Recently it was reported that the Vatican had scandalously awarded a medal, the distinction of Dame Commander in the Pontifical Equestrian Order of St. Gregory, to the most publicly notorious European activist for abortion, the Dutch Minister Lillianne Ploumen. (She is famous for founding SheDecides, which raised $400 million to make up the shortfall suffered by NGOs because of the Mexico City Policy.) The Vatican later said in a statement that the medal was conferred to Ploumen as a pro forma exchange of honors in the context of state visit, and that no support for her views should be inferred. (And yet apparently President Trump and his entourage received no comparable distinctions.)

What the scandal illustrates so clearly is that it is hardly possible to embrace contraception, even by being ambiguous or apparently “neutral” towards it, without getting entangled with abortion.  If there are actors in the Vatican who are sympathetic to the longstanding attitude among prominent Jesuit moral theologians, they will find themselves inching toward abortion, too. If they don’t walk into it themselves, the Lillianne Ploumens of the world will draw them in.

The fruit of contraception is abortion. What does that imply for us? Should we hold a March for NFP as well as a March for Life? No, but neither should we pat ourselves on the back for addressing only the most egregious consequences of the so-called sexual revolution. The causes need to be addressed as well—which we will not be doing if we continue to insist on the separability of abortion and contraception. For a society—I do not speak to particular cases—they are not separable in theory, in practice, or in fact.

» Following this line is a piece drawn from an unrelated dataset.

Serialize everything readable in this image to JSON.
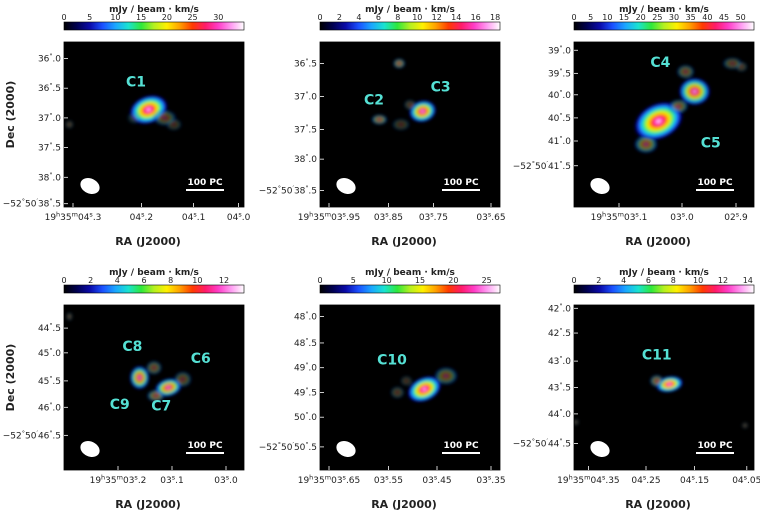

A good first step is the humble one of trying to live purity and chastity with greater refinement. “But among you there must not be even a hint of sexual immorality,” St. Paul says (Eph 5:3).  Catholics and other Christians too can look to Mary, just as her child Jesus did, and see in her purity and chastity a verification of the ideals of the Jewish tradition of “tower of David, tower of ivory, house of gold, ark of the covenant.” As virgin and mother, she is spes nostra et vita

Michael Pakaluk is professor of ethics at the Catholic University of America. A version of this essay was delivered as remarks to Massachusetts Citizens for Life’s Caucus before the March for Life on January 19, 2018. It also appeared online at First Things.